İncillerdeki doğuma ilişkin anlatılar, her şeyden önce
birer hikâyedirler. İsa’nın hayatını anlatan bu metinlerin yazarları onun
doğumunda bulunmuş değillerdi. Ayrıca her iyi hikâye için geçerli olduğu gibi,
her biri aslında belli bir noktaya dikkat çekmek üzere yazılmıştır.
Matta: İsa Kral Hirodes’e Karşı
Matta İncili Yeni Ahit’in ilk kitabıdır. Kitap,
İsa’nın doğumunun Musa’nınkine koşut olduğu iddiasındadır: her ikisi de bir
kriz zamanında dünyaya gelmiş, ölümden kıl payı kurtulmuş ve halk tarafından
kurtarıcı olarak anılmışlardır.
Matta’da İsa’nın doğumuna ilişkin uzun anlatı, doğumun
kendisi ile değil de bebek İsa ile ilgilenir. Doğulu astrologlar, bir takım
hediyeler taşıyarak kendilerini bebek kral İsa’ya götürecek olan bir yıldızı
izlerler, ancak bundan evvel Kral Hirodes’in karşısına çıkarlar. Ya yıldız
onları oraya götürmüştür ya da onlar kralların saraylarda doğmasının
bekleneceğine hükmetmişlerdir. Kral Hirodes, onlara bu asil bebeğin nerede
olduğu bildirmek üzere geri dönmeleri talimatı verir. Ancak onlar bunu asla
yapmayacaklardır.
Hikâyenin anlatıcısı siyasî niyetlerini de ifşa eder:
tepesinde yıldızların belirmesine yetecek kadar önem arz eden iktidar sahipleri
değil, henüz tümce bile kuramayan bir bebektir.
Kral Hirodes astrologların dönmeyişi karşısında
köpürür. Tehdit altındaki birçok imparator gibi onun da verdiği karşılık
şiddetli olur.
Hirodes, Beytüllahim’de iki yaşının altında ne kadar
erkek çocuk varsa öldürülmeleri için bir ferman çıkarır. Allah’tan, İsa’nın
üvey babası Yusuf’a rüyasında kutlu ailesini de alıp Mısır’ın yolunu tutması
bildirilmiştir.
İsa’nın ailesi mülteci olur. Peşlerinde onları
katletmek isteyenler vardır. Zalim bir diktatör eliyle yurtlarından
edilmişlerdir.
Sonunda İsa ve ailesi, Hirodes’in ölümünün ardından
yurtlarına -ancak İsa’nın doğduğu Beytüllahim’e değil de kuzeyin dağlık şehri
Nasıra’ya- dönerler. Bu dönüşün ardından İsa yoksul çiftçilerin yaşadığı bir
kasabada büyümüştür. Şu işe bakın ki Hirodes’in daha bebekken katletmeye
niyetlendiği bu “yeni kral” iktidarın merkezi Roma’da ya da yine mühim bir
şehir olan Beytüllahim’de değil de taşrada yaşamaya gelmiştir.

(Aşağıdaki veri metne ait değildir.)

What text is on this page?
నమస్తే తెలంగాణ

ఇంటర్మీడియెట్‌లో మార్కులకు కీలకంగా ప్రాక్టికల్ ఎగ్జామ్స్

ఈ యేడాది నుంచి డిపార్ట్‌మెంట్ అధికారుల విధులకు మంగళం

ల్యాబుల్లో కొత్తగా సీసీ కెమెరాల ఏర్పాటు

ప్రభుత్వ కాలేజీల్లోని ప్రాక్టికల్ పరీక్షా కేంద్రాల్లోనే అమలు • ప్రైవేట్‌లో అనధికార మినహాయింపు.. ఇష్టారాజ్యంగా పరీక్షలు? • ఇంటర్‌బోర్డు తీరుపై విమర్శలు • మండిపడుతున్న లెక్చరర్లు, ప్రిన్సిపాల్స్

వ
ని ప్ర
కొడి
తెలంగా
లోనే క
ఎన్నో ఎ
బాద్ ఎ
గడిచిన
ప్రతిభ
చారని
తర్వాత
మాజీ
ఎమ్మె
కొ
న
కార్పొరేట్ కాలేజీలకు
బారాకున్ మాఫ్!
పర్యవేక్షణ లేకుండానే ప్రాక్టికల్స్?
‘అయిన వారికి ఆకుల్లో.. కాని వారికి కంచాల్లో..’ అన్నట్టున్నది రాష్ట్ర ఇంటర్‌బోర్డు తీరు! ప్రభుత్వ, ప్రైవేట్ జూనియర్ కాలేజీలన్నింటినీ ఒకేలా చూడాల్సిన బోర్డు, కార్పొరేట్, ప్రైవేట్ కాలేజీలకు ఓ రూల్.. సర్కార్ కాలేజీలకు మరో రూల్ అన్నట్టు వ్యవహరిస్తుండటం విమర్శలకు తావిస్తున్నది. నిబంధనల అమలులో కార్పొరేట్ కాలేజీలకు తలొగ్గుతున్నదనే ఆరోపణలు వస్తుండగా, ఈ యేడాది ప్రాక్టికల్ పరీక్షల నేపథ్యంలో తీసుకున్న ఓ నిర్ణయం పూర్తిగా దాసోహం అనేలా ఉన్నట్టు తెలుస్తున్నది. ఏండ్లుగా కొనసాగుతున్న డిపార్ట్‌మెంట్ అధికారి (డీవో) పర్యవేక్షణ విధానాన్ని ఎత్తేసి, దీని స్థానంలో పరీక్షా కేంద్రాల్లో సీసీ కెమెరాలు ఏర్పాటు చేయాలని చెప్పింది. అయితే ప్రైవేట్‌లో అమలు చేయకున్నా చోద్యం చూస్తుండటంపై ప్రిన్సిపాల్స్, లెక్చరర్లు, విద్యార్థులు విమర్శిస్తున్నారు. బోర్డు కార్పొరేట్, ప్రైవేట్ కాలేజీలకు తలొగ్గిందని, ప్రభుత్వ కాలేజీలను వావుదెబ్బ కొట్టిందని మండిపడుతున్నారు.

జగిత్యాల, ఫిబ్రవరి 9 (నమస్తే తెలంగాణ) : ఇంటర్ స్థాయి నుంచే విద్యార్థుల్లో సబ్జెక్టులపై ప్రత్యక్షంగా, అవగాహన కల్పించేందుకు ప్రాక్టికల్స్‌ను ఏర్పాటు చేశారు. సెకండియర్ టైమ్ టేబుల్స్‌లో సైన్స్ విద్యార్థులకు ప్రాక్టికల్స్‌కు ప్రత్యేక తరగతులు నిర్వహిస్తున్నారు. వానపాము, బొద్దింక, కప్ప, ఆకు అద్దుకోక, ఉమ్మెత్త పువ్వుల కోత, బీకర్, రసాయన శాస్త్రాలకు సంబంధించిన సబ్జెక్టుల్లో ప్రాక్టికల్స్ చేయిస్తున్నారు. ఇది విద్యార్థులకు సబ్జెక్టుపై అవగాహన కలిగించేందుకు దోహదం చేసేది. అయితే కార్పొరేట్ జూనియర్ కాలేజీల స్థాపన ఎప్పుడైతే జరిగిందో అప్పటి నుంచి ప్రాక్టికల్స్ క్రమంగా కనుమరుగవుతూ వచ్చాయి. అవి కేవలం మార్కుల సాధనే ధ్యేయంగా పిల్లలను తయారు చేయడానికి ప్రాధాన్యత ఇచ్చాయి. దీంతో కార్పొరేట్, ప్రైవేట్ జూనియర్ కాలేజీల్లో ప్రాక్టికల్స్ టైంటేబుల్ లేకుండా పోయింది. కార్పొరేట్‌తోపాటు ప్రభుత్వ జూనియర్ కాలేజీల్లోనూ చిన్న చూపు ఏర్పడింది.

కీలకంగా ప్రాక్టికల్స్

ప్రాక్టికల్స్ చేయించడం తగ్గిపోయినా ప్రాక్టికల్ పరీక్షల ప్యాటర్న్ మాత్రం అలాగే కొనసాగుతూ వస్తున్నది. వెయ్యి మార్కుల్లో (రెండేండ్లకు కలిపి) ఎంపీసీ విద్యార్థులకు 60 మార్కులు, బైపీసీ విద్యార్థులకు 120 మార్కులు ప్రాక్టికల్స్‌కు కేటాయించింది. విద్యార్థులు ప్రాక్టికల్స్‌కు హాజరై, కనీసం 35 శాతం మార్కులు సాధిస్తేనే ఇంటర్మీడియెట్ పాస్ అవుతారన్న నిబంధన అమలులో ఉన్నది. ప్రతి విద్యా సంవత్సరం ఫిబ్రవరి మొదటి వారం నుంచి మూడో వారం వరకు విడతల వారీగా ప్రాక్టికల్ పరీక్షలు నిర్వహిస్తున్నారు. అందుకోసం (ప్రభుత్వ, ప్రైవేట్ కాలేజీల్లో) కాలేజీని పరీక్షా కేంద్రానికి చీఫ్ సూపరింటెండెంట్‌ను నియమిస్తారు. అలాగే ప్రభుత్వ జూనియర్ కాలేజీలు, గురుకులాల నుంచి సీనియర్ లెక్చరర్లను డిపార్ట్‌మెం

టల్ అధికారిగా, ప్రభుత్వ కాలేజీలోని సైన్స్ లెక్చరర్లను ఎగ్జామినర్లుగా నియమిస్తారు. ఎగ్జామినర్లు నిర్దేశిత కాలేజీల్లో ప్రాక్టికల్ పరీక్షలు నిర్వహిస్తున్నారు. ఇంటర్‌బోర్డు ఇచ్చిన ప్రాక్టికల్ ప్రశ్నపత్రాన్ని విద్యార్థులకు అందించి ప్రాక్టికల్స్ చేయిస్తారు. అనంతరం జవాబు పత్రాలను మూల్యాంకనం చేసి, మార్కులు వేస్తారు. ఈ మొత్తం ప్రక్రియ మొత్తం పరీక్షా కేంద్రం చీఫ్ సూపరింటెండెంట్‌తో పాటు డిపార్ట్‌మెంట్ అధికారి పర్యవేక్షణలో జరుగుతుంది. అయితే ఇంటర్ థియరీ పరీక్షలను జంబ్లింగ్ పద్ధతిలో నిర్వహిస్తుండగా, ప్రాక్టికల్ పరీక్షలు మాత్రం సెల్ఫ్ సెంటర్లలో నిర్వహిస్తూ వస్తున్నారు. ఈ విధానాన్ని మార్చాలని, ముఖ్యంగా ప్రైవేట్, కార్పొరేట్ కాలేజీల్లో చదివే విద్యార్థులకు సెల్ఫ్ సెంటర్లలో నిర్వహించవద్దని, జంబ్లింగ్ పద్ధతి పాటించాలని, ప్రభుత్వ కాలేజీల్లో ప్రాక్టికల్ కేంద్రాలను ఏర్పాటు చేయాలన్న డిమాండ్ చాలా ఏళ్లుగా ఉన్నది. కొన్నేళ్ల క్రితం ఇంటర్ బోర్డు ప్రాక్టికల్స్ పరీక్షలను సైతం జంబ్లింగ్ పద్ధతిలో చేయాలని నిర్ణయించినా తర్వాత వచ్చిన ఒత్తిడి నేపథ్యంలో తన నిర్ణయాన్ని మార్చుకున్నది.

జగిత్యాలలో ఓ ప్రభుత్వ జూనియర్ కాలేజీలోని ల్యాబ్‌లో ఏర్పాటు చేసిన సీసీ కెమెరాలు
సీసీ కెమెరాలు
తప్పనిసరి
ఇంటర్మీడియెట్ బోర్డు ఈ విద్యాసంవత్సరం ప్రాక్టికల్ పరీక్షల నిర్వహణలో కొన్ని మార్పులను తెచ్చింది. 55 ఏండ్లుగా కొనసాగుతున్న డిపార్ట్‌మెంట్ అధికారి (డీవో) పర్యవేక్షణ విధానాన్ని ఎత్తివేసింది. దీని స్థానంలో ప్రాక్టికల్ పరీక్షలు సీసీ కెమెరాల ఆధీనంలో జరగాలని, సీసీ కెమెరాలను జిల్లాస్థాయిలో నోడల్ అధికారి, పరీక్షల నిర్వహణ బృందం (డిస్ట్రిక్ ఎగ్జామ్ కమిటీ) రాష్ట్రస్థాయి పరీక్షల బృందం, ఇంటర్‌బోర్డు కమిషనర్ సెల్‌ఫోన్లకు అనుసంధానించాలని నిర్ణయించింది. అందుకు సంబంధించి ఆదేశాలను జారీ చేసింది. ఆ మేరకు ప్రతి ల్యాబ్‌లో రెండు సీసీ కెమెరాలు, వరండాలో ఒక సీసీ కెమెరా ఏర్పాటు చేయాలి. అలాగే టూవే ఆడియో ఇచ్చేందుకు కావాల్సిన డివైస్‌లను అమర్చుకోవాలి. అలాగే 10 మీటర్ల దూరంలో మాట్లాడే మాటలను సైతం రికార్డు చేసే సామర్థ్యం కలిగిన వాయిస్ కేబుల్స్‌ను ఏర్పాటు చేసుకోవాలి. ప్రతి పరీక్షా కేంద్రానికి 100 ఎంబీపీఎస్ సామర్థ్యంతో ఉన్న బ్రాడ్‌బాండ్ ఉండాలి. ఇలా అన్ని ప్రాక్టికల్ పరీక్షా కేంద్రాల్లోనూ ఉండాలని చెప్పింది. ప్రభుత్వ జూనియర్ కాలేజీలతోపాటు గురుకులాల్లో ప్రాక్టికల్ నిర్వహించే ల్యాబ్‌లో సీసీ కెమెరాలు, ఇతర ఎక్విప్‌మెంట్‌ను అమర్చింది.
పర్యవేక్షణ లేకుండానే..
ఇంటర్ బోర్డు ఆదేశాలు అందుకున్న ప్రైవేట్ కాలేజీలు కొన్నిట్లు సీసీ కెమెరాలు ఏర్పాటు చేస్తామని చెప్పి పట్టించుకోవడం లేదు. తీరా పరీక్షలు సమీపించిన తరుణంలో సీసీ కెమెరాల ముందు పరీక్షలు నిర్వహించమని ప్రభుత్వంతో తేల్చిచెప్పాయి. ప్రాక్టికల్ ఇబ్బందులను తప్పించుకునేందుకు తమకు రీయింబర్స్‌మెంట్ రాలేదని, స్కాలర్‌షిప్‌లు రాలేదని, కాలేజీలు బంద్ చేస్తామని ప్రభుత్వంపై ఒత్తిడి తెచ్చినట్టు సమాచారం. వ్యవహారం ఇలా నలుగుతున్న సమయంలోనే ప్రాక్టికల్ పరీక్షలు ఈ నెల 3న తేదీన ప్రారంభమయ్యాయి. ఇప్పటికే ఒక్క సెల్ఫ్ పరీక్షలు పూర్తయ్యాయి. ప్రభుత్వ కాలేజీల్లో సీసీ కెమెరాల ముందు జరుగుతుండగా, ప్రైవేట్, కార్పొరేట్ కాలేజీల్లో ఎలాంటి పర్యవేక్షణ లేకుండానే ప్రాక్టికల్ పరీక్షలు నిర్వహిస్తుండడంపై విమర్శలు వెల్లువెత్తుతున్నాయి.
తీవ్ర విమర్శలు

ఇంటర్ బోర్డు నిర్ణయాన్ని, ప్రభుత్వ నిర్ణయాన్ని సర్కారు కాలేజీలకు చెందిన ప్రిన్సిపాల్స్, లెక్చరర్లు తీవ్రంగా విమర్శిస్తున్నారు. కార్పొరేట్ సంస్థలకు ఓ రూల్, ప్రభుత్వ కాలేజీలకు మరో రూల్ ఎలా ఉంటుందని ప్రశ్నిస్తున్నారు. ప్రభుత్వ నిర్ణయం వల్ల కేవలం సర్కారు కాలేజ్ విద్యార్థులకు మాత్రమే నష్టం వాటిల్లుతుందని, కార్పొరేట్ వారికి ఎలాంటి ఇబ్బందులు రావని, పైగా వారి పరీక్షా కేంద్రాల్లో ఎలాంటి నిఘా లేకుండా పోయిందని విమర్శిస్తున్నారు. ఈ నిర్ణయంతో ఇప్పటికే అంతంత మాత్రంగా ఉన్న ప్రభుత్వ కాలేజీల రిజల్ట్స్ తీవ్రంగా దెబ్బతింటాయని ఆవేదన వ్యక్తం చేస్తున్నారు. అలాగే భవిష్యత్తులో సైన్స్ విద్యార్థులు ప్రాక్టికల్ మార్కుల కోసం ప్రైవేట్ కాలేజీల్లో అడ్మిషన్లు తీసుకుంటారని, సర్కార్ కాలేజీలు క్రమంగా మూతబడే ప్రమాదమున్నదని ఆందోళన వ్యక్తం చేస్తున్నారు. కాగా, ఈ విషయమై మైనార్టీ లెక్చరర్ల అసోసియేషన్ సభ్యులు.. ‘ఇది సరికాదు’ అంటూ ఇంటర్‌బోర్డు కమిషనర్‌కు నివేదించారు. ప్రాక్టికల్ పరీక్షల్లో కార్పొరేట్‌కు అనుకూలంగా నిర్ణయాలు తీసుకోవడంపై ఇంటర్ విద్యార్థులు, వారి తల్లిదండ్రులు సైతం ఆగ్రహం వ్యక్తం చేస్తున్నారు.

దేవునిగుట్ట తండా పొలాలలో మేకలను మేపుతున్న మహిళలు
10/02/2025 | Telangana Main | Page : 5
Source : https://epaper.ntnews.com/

İsa’nın annesi Meryem bu sırada 15’inden büyük
olmamalı. Yusuf’sa muhtemelen otuzun üzerindedir ve icracısı olduğu marangozluk
mesleği itibarlı olmaktan hayli uzaktır. Bugünün toplumunda Meryem, ekmeğini
yaptığı parça başı işlerden kazanan bir emekçi ile evli hamile bir liseli
olurdu.
Matta’da mülksüzler, en alt sınıfın mensupları ve
toplumsal/siyasî sermayeden yoksun olanlar kurtuluşu getirecek olan devrimci
kudretin asıl sahipleridir.
Luka: İsyan Şarkıları, Dışlanmışlar ve Zındıklık
Yeni Ahit’in üçüncü kitabı Luka İncilinde de İsa’nın
doğumundan bahsedilir. Bu kez mülteci değil ancak fakirlerdir. Ayrıca hikâye
burada Meryem yönünden aktarılmaktadır.
İsa, Meryem’in karnında büyüyedururken annesine
birdenbire bir ilham gelir ve fevkalade bir şarkı tutturur; mülk sahiplerine
yöneltilmiş radikal bir isyanın ilanıdır şarkı. Meryem şunları söyler: “Tanrı
güçlü olanları tahtlarından indirdi ve aşağıda olanları yükseğe çıkardı”. Ve
ekler: “Aç olanları güzel şeylerle doyurdu, zenginleri ise eli boş gönderdi.”
Meryem, siyasi ve toplumsal iktidarın altüst oluşunu
ilan eder, bu altüst oluş Tanrı eliyle getirilecektir. Tanrı’nın karnı
tokların, yüksek tahtlarına kurulmuş olanların değil, mazlum ve yoksulların
safında olduğunu bildirir.
Meryem’in şarkısı sadece dindarların diline düşmez.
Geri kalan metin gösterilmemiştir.